Le pilotage des actifs immobiliers est devenu un sujet de préoccupation majeure pour les personnes publiques, en réponse à un contexte financier contraint et aux défis du monde d’après mais aussi aux évolutions normatives et réglementaires (parfois lourdes et complexes à mettre en œuvre), ainsi que les exigences environnementales croissantes.

Le développement des technologies et des usages numériques génère également des potentialités qu’il convient d’exploiter pleinement : l’avenir est aux actifs immobiliers capables d’évoluer selon les besoins des utilisateurs.

Importante source de dépense, l’immobilier est usuellement considéré comme le deuxième poste de charge après le personnel, et connaît une progression significative des coûts de détention et d’exploitation. Cette évolution est difficilement soutenable à moyen terme pour la majorité des personnes publiques.

Autre source de difficulté, le pilotage des actifs immobiliers est complexe à plusieurs titres :

  • Vision très fragmentée de la problématique comprenant de nombreux paramètres : une représentation des biens très large, avec des finalités et des taux d’occupation différenciés selon les actifs, des exigences et des contraintes d’exploitation spécifiques ;
  • Objectifs multiples et parfois antagonistes (politique, technique, financier, réglementaire, …) ;
  • Difficultés à structurer des solutions opérationnelles (critères de décision multiples, pilotage transversal insuffisant) ;
  • Défis majeurs à relever : transition énergétique et numérique, innovation et résilience.
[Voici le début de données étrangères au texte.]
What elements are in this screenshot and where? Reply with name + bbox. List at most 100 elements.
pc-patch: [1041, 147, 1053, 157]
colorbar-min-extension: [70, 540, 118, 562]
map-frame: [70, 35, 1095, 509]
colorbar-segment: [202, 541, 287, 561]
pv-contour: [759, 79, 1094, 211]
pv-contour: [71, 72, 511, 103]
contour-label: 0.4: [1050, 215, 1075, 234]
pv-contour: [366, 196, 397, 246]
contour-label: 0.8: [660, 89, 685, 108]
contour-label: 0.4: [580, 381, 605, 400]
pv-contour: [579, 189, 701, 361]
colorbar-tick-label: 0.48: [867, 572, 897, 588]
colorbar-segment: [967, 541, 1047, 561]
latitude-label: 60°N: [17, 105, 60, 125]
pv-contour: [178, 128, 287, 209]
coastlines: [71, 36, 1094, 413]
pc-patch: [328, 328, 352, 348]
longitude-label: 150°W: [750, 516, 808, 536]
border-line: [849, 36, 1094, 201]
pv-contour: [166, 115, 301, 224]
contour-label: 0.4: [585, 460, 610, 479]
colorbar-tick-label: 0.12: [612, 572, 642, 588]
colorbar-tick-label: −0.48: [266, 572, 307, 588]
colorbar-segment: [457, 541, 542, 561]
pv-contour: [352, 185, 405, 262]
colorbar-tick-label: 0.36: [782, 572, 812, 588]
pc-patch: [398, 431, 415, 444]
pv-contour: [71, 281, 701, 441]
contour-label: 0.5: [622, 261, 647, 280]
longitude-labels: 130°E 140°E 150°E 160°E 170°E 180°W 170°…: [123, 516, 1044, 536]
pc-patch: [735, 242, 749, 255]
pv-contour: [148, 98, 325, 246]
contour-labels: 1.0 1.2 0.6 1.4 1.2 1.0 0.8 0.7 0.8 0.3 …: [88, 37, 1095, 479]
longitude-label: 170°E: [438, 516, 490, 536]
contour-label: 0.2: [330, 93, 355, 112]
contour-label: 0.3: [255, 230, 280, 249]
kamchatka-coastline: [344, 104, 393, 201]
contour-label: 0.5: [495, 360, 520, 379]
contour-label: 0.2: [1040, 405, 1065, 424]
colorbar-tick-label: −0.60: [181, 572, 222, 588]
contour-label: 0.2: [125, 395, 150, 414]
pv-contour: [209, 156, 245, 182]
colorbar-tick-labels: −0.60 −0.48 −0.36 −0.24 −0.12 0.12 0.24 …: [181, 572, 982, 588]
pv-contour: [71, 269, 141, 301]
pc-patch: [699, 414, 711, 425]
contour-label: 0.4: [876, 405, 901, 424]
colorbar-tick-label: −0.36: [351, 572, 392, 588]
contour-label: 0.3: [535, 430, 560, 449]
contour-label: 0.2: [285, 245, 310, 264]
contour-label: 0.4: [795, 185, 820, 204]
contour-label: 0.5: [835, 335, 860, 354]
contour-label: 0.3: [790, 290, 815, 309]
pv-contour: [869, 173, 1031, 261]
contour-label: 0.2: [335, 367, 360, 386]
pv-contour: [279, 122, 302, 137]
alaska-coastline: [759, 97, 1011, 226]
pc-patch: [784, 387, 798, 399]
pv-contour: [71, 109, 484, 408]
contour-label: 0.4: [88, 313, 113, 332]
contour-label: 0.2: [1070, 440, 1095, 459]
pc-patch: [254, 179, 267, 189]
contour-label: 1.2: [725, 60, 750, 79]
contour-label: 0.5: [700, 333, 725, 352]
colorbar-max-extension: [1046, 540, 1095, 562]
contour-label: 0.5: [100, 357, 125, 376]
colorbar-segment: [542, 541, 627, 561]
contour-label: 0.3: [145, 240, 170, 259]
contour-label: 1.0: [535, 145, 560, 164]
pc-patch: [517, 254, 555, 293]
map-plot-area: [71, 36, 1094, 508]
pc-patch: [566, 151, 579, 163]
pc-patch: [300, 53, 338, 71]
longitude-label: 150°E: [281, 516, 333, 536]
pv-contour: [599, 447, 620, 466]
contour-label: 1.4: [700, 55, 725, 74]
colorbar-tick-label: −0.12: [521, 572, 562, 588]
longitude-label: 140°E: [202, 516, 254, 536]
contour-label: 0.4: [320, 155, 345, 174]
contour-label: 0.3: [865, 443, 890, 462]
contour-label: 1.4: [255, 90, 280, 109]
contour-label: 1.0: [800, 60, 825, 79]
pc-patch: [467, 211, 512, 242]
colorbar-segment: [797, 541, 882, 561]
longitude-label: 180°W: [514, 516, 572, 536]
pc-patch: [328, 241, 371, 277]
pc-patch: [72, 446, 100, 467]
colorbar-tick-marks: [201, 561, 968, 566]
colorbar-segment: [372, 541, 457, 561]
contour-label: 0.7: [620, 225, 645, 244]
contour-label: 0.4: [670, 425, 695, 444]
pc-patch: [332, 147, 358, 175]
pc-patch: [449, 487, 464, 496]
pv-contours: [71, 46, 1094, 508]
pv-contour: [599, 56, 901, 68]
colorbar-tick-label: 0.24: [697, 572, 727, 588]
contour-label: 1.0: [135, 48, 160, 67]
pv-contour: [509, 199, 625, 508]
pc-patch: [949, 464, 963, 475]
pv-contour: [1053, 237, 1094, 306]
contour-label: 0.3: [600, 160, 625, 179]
Pour répondre à ces enjeux, la gestion active du patrimoine s’appuie sur des outils/méthodes :

  • Connaissance précise du patrimoine immobilier avec des données actualisées et pertinentes pour une gestion optimisée ;
  • Description clarifiée des processus d’exploitation du parc et de la gestion des actifs immobiliers ;
  • Pilotage de la fonction patrimoniale avec la mise en place d’un plan stratégique immobilier ;
  • Activation de leviers d’optimisation patrimoniale : maîtrise de l’usage des actifs immobiliers, rationalisation des coûts d’exploitation, arbitrage entre la rénovation et la construction de bâtiments neufs, avec à la clé, des gains significatifs, des gisements d’économies importants, et l’opportunité d’éviter l’empilement ; 

Centralisation dans une même direction des missions stratégiques, techniques, juridiques et financières.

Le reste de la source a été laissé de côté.